Certo, può far sorridere che la bandiera della dissidenza sia passata dalle mani di Lutero a quelle di Bocchino o che dall´impegno della prosa a parentesi di Solgenitsyn si sia arrivati alle rime del dissidente di Furci Siculo: «Non è un voto con l´intruglio / questo è il voto per Briguglio». È la Storia che si fa commedia. E basti pensare che mai nessuno aveva fatto battute grevi sul nome "Bocchino". Il primo è stato Berlusconi seguito dai suoi bravi, con tutto l´armamentario arcaico della vecchia destra da casino, perché sul dissidente si esercitano i vigliacchi, impuniti all´ombra del capo che nel dissidente intravede la propria fine e dunque lo ridicolizza se non può dargli del matto, come facevano appunto i Maestri sovietici. Ma da quanti dissidenti e pazzi è fatto il progresso?
È noto che Einstein, quando morì, aveva sul comodino un libro (Mondi in collisione) di Immanuil Velikovskij, medico russo di origine ebraica, contro il quale la comunità scientifica aveva organizzato quella crociata che lo bollò per sempre come "pazzo". Ebbene Einstein sapeva che questi "matti" sono i marines della scienza, i dissidenti della politica, e solo il loro coraggio apre le porte del futuro. E infatti, venti anni dopo, quando alcune delle sue teorie si dimostrarono fondate, Velikovskij fu accolto trionfalmente ad Harvard. Pazzo e dissidente sono sinonimi? Scriveva Bernard Shaw: «I saggi adeguano se stessi al mondo, i pazzi persistono nel tentativo di adeguare il mondo a se stessi, e quel che ne consegue è che il progresso è in mano ai pazzi».
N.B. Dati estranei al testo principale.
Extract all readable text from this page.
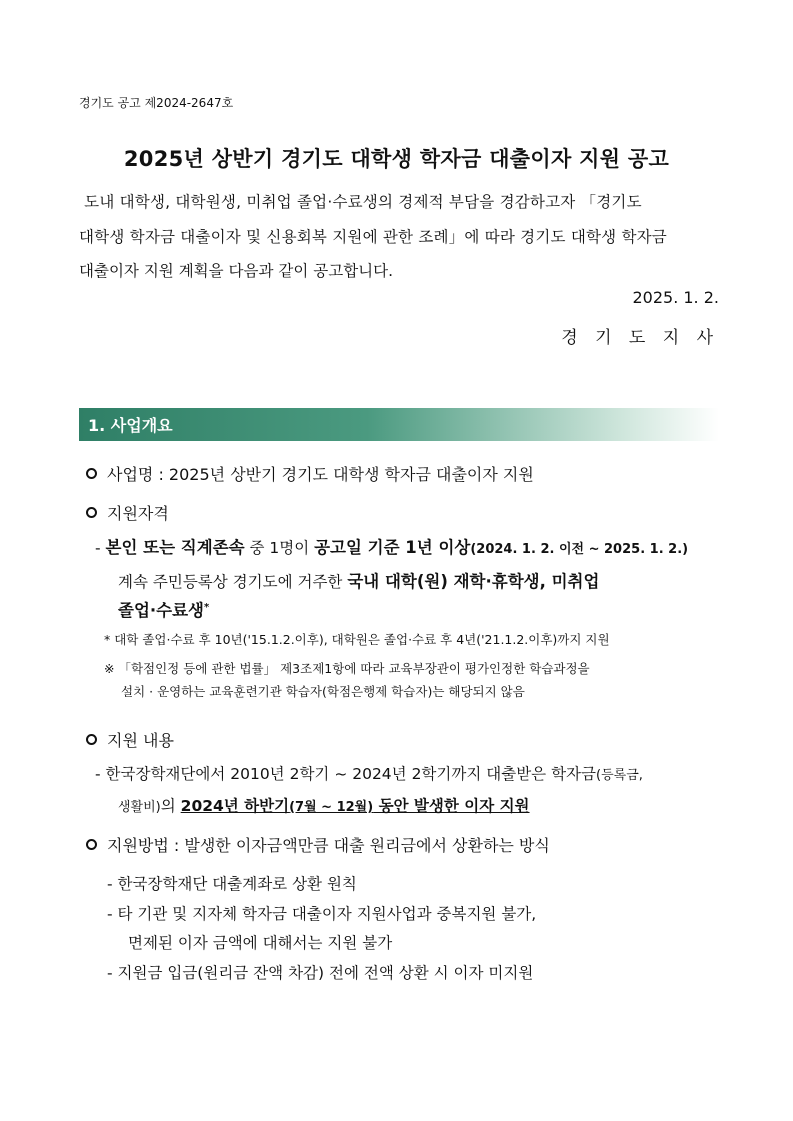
경기도 공고 제2024-2647호
2025년 상반기 경기도 대학생 학자금 대출이자 지원 공고
도내 대학생, 대학원생, 미취업 졸업·수료생의 경제적 부담을 경감하고자 「경기도
대학생 학자금 대출이자 및 신용회복 지원에 관한 조례」에 따라 경기도 대학생 학자금
대출이자 지원 계획을 다음과 같이 공고합니다.
2025. 1. 2.
경 기 도 지 사
1. 사업개요
사업명 : 2025년 상반기 경기도 대학생 학자금 대출이자 지원
지원자격
- 본인 또는 직계존속 중 1명이 공고일 기준 1년 이상(2024. 1. 2. 이전 ~ 2025. 1. 2.)
계속 주민등록상 경기도에 거주한 국내 대학(원) 재학·휴학생, 미취업
졸업·수료생*
* 대학 졸업·수료 후 10년('15.1.2.이후), 대학원은 졸업·수료 후 4년('21.1.2.이후)까지 지원
※ 「학점인정 등에 관한 법률」 제3조제1항에 따라 교육부장관이 평가인정한 학습과정을
설치 · 운영하는 교육훈련기관 학습자(학점은행제 학습자)는 해당되지 않음
지원 내용
- 한국장학재단에서 2010년 2학기 ~ 2024년 2학기까지 대출받은 학자금(등록금,
생활비)의 2024년 하반기(7월 ~ 12월) 동안 발생한 이자 지원
지원방법 : 발생한 이자금액만큼 대출 원리금에서 상환하는 방식
- 한국장학재단 대출계좌로 상환 원칙
- 타 기관 및 지자체 학자금 대출이자 지원사업과 중복지원 불가,
면제된 이자 금액에 대해서는 지원 불가
- 지원금 입금(원리금 잔액 차감) 전에 전액 상환 시 이자 미지원
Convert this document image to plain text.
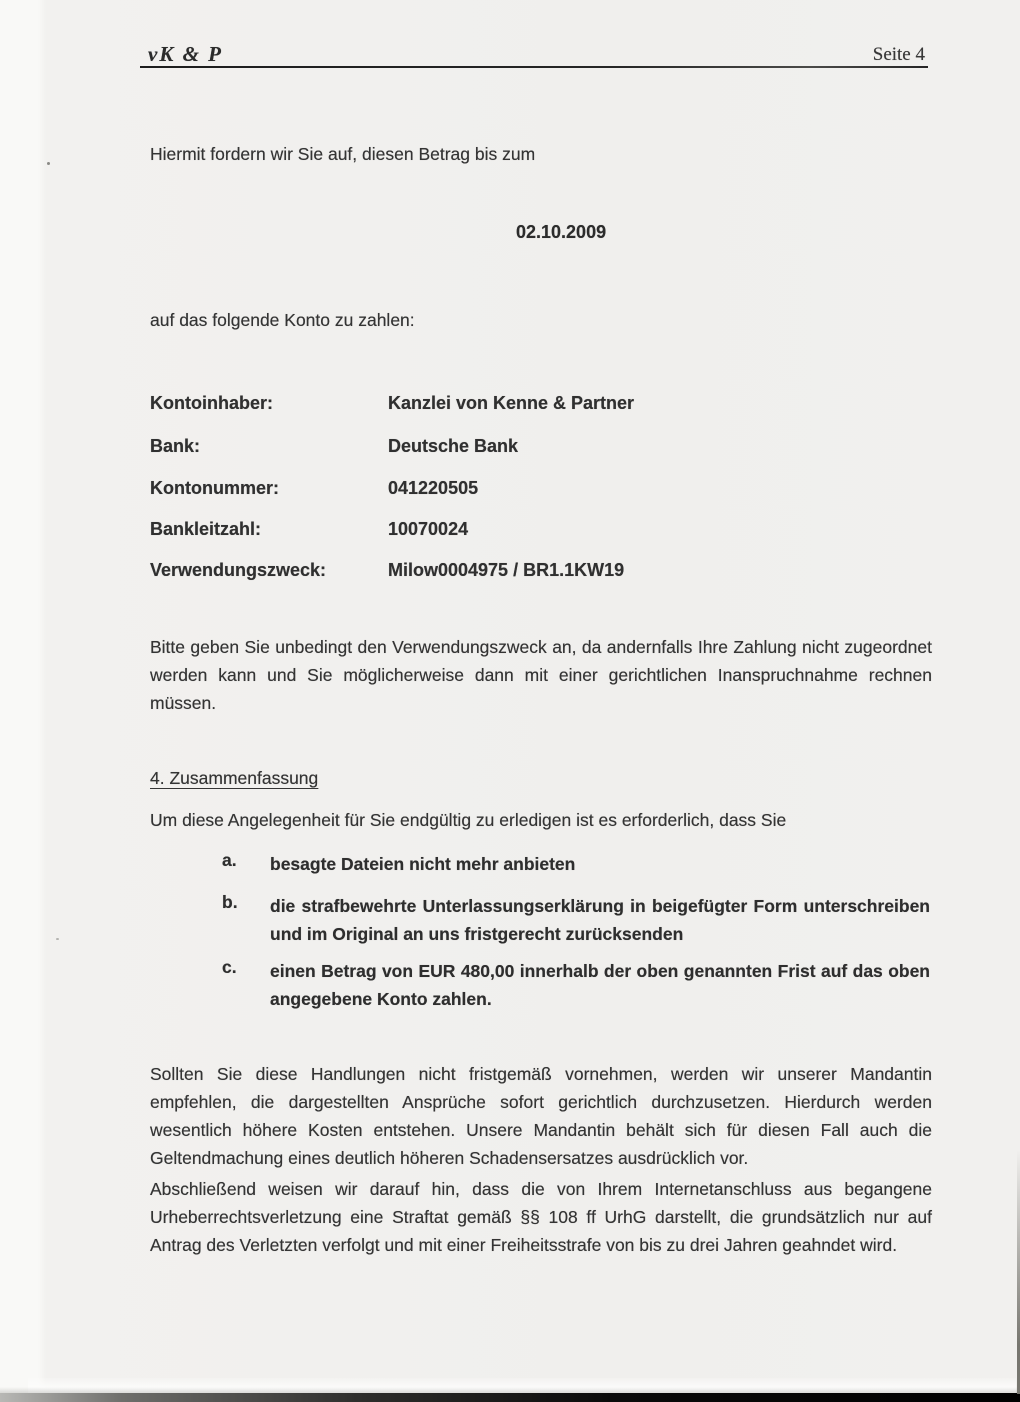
vK & P	Seite 4
Hiermit fordern wir Sie auf, diesen Betrag bis zum
02.10.2009
auf das folgende Konto zu zahlen:
Kontoinhaber:	Kanzlei von Kenne & Partner
Bank:	Deutsche Bank
Kontonummer:	041220505
Bankleitzahl:	10070024
Verwendungszweck:	Milow0004975 / BR1.1KW19
Bitte geben Sie unbedingt den Verwendungszweck an, da andernfalls Ihre Zahlung nicht zugeordnet werden kann und Sie möglicherweise dann mit einer gerichtlichen Inanspruchnahme rechnen müssen.
4. Zusammenfassung
Um diese Angelegenheit für Sie endgültig zu erledigen ist es erforderlich, dass Sie
a. besagte Dateien nicht mehr anbieten
b. die strafbewehrte Unterlassungserklärung in beigefügter Form unterschreiben und im Original an uns fristgerecht zurücksenden
c. einen Betrag von EUR 480,00 innerhalb der oben genannten Frist auf das oben angegebene Konto zahlen.
Sollten Sie diese Handlungen nicht fristgemäß vornehmen, werden wir unserer Mandantin empfehlen, die dargestellten Ansprüche sofort gerichtlich durchzusetzen. Hierdurch werden wesentlich höhere Kosten entstehen. Unsere Mandantin behält sich für diesen Fall auch die Geltendmachung eines deutlich höheren Schadensersatzes ausdrücklich vor.
Abschließend weisen wir darauf hin, dass die von Ihrem Internetanschluss aus begangene Urheberrechtsverletzung eine Straftat gemäß §§ 108 ff UrhG darstellt, die grundsätzlich nur auf Antrag des Verletzten verfolgt und mit einer Freiheitsstrafe von bis zu drei Jahren geahndet wird.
Sempre nel dissidente si annida il futuro. Marx disside da Hegel, Cristo dagli ebrei, Sacharov da Breznev. Pintor portò via dal Pci che lo espelleva la fiammella della sinistra illuminista e Montanelli, costretto a lasciare il Corriere, portò con sé lo scrigno dei valori di destra. Allo stesso modo Fini e i suoi ribelli portano con sé le classiche definizioni della destra: toga, cattedra e caserma. La toga dell´eroe Borsellino contro l´eroe Mangano, la cattedra di Gentile contro la Gelmini, la caserma dei carabinieri contro le ronde. Ma portano soprattutto via l´idea dell´Italia nazione minacciata dall´eversione di Bossi. Fini disside dalla secessione in atto: la cittadinanza contro l´etnia, la modernità dell´Italia plurale contro il medioevo padano, la solidarietà contro l´egoismo. Dunque, ancora una volta, nei dissidenti c´è molta più storia di quanta ce ne sia nel regime che li espelle. Nella dissidenza c´è l´eresia, ma il dissidente custodisce il marchio originario: quella destra che Berlusconi, come l´apprendista stregone, pensava di comprarsi e di domare e che invece, dissentendo e rinascendo, finalmente lo arresterà (nel senso di fermarlo).